Round 6, No. 193 overall: Robert Windsor, DT, Penn State
Robert Windsor's 2020 NFL draft profile
Take a look at former Penn State DT Robert Windsor's highlights as he tackles his way to becoming an impactful NFL draft prospect.
My take: Colts GM Chris Ballard has made it no secret that he wants his team to dominate the line of scrimmage on both sides of the ball. They could afford to be patient and wait until the sixth round to select their first defensive lineman of the draft because they acquired DeForest Buckner (trade) and Sheldon Day (free agency) earlier in the offseason. Depth along the defensive line could be a strong suit of the Colts next season.
Round 6, No. 211 overall: Isaiah Rodgers, CB, UMass
My take: The Colts potentially replaced Quincy Wilson's spot at cornerback with the pick they acquired in trading him to the New York Jets. Rodgers had at least two interceptions all four years he played at UMass.
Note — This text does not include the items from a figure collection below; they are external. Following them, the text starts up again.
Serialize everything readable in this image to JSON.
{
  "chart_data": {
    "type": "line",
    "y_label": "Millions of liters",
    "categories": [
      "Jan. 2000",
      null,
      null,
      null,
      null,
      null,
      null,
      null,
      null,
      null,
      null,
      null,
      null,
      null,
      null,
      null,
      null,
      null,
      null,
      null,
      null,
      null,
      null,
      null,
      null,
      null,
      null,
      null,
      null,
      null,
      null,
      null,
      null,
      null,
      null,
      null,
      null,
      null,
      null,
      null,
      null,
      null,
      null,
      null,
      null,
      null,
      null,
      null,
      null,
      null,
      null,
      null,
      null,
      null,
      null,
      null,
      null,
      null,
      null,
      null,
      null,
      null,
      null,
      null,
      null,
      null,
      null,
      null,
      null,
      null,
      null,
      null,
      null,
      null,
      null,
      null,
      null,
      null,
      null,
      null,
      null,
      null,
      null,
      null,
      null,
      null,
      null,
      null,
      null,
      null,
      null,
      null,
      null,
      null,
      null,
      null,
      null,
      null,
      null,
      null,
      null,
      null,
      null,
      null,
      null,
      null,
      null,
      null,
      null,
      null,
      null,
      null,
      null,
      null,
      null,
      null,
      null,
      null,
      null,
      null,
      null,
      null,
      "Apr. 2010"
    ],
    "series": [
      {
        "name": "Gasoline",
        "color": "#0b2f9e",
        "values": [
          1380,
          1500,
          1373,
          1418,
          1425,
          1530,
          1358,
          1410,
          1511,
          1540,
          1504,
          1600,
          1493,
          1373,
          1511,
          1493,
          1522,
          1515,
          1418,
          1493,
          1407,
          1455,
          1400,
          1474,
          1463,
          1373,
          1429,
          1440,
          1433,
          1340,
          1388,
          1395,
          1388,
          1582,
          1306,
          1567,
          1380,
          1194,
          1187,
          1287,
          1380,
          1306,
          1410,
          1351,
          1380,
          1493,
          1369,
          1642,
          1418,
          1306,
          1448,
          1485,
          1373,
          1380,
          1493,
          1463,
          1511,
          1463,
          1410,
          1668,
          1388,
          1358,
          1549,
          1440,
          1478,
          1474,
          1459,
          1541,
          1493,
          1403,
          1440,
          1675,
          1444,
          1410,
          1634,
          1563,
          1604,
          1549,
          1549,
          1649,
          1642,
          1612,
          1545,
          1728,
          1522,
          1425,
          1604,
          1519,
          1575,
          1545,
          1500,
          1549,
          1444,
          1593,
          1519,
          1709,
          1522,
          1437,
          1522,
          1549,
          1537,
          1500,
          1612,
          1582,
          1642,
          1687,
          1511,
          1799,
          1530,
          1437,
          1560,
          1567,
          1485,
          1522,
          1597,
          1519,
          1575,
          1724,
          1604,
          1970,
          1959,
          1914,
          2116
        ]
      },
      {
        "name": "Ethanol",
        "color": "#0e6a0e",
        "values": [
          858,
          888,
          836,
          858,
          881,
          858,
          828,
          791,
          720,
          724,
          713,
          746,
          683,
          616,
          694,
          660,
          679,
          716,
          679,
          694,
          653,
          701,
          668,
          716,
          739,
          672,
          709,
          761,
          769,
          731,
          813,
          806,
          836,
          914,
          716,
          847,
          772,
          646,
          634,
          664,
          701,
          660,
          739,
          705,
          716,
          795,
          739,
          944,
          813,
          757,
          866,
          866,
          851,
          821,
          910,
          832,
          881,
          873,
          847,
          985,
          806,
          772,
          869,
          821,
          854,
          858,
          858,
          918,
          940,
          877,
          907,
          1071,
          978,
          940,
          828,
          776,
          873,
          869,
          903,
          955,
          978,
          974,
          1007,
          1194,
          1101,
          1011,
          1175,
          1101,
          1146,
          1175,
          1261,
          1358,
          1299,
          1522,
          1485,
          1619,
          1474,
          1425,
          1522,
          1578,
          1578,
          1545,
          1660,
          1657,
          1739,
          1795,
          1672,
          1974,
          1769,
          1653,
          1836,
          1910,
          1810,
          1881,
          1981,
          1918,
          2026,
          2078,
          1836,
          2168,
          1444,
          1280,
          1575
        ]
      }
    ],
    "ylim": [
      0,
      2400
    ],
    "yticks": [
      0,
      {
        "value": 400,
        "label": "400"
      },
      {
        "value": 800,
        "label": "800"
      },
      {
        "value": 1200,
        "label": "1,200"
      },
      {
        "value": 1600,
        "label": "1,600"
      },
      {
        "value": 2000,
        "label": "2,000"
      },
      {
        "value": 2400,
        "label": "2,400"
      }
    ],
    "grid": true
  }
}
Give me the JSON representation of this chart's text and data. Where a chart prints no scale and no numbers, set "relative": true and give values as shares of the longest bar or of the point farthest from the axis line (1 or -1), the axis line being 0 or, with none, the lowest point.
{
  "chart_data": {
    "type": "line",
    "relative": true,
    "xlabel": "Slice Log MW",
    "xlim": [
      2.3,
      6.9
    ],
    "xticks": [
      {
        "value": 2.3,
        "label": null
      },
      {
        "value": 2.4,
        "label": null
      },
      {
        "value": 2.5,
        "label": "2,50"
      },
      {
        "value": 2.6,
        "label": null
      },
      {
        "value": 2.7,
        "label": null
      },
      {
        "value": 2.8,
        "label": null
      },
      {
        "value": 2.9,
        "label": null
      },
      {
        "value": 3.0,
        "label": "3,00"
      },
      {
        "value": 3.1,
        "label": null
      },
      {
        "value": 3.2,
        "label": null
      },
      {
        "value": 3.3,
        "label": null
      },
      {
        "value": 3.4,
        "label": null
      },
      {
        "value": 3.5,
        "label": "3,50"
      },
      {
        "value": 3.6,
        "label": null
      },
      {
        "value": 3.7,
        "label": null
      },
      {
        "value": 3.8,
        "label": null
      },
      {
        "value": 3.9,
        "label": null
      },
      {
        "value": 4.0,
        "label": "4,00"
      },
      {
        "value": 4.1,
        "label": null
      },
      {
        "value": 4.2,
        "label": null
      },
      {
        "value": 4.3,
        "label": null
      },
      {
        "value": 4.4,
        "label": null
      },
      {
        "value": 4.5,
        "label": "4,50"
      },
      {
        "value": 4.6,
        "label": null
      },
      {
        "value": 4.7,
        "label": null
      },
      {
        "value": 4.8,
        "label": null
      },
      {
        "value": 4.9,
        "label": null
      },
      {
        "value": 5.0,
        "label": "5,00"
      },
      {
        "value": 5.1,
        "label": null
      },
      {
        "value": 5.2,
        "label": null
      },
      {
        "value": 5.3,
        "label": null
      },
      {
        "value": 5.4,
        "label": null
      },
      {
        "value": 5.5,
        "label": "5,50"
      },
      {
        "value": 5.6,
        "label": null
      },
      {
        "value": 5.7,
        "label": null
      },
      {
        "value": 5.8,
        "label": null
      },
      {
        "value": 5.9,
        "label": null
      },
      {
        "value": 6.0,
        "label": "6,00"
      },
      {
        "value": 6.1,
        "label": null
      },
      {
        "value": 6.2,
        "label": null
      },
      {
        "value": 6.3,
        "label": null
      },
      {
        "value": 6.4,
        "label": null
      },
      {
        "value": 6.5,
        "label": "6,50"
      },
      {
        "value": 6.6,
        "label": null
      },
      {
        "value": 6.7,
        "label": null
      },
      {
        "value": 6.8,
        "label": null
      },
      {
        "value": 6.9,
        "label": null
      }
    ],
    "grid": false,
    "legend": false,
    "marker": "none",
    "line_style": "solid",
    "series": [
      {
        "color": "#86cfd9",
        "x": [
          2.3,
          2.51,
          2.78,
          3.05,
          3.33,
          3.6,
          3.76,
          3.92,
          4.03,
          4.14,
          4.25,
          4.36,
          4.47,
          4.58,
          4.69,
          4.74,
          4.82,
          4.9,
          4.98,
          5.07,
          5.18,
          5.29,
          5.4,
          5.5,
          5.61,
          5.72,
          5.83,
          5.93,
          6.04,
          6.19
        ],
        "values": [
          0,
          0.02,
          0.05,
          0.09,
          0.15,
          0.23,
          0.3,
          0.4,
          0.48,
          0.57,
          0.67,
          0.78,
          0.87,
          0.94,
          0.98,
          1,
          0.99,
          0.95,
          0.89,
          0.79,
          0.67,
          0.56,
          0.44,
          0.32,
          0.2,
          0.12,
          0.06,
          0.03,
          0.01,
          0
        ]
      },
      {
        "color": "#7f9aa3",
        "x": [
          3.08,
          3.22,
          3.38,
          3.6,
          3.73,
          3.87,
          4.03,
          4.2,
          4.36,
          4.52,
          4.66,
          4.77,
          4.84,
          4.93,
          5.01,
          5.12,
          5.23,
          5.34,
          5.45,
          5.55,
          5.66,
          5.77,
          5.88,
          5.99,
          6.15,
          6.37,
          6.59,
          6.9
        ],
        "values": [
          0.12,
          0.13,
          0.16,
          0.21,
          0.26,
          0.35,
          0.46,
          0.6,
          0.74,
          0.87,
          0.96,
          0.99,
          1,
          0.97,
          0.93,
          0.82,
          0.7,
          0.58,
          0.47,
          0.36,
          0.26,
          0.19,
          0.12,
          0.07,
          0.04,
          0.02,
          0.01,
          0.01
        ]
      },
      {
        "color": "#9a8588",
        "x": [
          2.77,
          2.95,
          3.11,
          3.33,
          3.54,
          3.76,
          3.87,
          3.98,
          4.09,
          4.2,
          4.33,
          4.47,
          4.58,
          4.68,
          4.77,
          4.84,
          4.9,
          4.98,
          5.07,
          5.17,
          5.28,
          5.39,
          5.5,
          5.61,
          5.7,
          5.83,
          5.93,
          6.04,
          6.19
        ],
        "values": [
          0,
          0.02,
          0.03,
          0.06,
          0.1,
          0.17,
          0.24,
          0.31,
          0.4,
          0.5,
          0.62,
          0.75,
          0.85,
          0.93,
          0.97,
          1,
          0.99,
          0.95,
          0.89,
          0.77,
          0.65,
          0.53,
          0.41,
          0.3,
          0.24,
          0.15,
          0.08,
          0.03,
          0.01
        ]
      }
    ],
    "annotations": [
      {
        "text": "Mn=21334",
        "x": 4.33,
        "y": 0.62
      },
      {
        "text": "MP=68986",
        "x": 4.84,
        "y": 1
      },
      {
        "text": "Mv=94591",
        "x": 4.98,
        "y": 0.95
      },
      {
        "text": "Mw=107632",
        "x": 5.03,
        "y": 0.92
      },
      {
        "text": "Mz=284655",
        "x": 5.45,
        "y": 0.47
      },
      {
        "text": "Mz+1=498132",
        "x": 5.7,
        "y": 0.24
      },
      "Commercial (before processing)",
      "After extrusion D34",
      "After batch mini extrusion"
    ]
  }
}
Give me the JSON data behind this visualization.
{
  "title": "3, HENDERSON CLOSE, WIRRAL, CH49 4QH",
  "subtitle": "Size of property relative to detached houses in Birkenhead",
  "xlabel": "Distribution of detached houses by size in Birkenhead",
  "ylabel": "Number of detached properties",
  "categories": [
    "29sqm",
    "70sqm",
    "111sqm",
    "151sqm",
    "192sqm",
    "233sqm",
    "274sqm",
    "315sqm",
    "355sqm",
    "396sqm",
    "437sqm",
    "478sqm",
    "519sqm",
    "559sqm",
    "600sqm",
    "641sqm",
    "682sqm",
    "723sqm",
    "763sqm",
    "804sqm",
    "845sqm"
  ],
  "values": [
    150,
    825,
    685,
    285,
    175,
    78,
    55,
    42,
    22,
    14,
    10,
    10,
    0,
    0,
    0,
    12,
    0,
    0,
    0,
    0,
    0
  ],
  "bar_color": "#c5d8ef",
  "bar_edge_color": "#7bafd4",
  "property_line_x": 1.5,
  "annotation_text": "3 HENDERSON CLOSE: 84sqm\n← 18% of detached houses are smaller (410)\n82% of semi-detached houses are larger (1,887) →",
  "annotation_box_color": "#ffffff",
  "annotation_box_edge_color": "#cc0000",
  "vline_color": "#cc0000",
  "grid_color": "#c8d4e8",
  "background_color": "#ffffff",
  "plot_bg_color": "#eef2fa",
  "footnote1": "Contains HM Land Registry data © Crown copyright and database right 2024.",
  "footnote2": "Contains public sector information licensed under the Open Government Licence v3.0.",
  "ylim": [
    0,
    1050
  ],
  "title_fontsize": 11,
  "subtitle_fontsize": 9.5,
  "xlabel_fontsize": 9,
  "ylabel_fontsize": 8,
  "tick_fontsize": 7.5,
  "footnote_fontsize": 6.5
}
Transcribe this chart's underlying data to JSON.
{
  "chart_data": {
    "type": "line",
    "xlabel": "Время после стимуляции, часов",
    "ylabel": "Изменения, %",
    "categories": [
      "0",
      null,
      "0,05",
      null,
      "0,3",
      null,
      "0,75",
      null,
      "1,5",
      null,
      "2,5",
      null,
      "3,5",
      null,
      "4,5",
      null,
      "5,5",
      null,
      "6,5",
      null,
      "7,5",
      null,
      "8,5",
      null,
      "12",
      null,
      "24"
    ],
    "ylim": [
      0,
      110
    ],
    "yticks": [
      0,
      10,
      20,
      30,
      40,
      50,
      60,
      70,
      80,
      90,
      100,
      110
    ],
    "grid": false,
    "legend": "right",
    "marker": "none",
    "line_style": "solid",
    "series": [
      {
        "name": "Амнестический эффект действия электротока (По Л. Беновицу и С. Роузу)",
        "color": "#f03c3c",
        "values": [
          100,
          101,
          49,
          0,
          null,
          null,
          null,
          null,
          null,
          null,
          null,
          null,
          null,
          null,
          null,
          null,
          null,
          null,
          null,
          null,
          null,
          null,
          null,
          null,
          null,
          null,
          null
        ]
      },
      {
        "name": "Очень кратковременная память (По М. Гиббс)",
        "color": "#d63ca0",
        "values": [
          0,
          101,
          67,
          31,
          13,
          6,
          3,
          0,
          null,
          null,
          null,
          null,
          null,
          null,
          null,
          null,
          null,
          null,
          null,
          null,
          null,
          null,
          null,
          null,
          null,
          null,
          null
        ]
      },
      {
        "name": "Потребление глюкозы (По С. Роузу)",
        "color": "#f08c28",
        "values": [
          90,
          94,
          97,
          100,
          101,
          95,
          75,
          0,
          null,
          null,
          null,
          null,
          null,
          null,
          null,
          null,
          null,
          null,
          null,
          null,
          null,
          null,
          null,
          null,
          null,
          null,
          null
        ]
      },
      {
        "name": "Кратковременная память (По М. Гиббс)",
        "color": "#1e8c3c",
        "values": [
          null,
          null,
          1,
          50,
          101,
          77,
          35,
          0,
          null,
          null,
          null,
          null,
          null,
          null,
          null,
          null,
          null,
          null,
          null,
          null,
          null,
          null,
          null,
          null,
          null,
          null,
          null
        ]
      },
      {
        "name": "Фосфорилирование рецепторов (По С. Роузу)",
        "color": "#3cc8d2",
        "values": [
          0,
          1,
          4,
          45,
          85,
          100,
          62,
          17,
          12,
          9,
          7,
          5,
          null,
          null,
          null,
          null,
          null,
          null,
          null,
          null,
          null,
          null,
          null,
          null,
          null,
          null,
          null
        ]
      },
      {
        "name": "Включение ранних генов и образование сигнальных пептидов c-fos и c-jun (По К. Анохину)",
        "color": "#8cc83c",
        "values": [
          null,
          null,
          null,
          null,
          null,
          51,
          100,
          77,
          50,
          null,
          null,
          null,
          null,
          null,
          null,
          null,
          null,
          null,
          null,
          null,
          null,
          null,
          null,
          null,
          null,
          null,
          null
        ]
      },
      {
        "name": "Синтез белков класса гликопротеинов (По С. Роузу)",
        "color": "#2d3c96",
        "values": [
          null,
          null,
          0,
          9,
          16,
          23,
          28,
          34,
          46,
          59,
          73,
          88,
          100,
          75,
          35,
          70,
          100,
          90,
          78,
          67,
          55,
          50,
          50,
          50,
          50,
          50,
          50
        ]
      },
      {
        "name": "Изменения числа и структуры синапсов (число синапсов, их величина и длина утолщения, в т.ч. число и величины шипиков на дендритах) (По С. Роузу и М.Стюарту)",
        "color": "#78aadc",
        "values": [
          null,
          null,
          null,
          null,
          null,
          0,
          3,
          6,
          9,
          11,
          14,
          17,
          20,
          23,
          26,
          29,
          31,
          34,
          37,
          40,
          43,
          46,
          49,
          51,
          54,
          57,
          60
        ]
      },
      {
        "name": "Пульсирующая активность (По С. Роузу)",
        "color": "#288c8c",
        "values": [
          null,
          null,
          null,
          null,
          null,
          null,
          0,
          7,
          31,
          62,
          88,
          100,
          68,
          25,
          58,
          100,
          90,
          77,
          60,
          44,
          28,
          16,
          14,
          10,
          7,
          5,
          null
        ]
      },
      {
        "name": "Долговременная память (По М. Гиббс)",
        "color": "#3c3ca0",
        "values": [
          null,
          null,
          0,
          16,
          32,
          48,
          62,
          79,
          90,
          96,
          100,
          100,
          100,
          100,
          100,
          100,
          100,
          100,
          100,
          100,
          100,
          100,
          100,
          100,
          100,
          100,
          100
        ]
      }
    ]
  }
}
He's joining a cornerback group that features Kenny Moore, Xavier Rhodes, Rock Ya-Sin, Marvell Tell and T.J. Carrie.
Round 6, No. 212 overall: Dezmon Patmon, WR, Washington State
Dezmon Patmon's NFL draft profile
Check out the highlights that make former Washington State wide receiver Dezmon Patmon a prospect in the 2020 NFL draft.
My take: Patmon is the second receiver with size -- 6-foot-4 -- that the Colts have selected in this draft. They selected fellow Pac-12 receiver Michael Pittman Jr. out of USC in the second round. But unlike Pittman, Patmon didn't put up eye-popping numbers while in college. Patmon only started 12 of the 43 games he played in with the Cougars. He had 58 receptions for 762 yards and eight touchdowns during his senior season.
Round 6, No. 213 overall: Jordan Glasgow, LB, Michigan
My take: Glasgow became the third member of his family to be drafted into the NFL. His oldest brother Graham was a third-round pick of the Detroit Lions in 2016. Another brother, Ryan, was a fourth-round pick of the Bengals in 2017. Jordan Glasgow's best chance to make the Colts roster may be on special teams, which is an area they hope to improve in next season.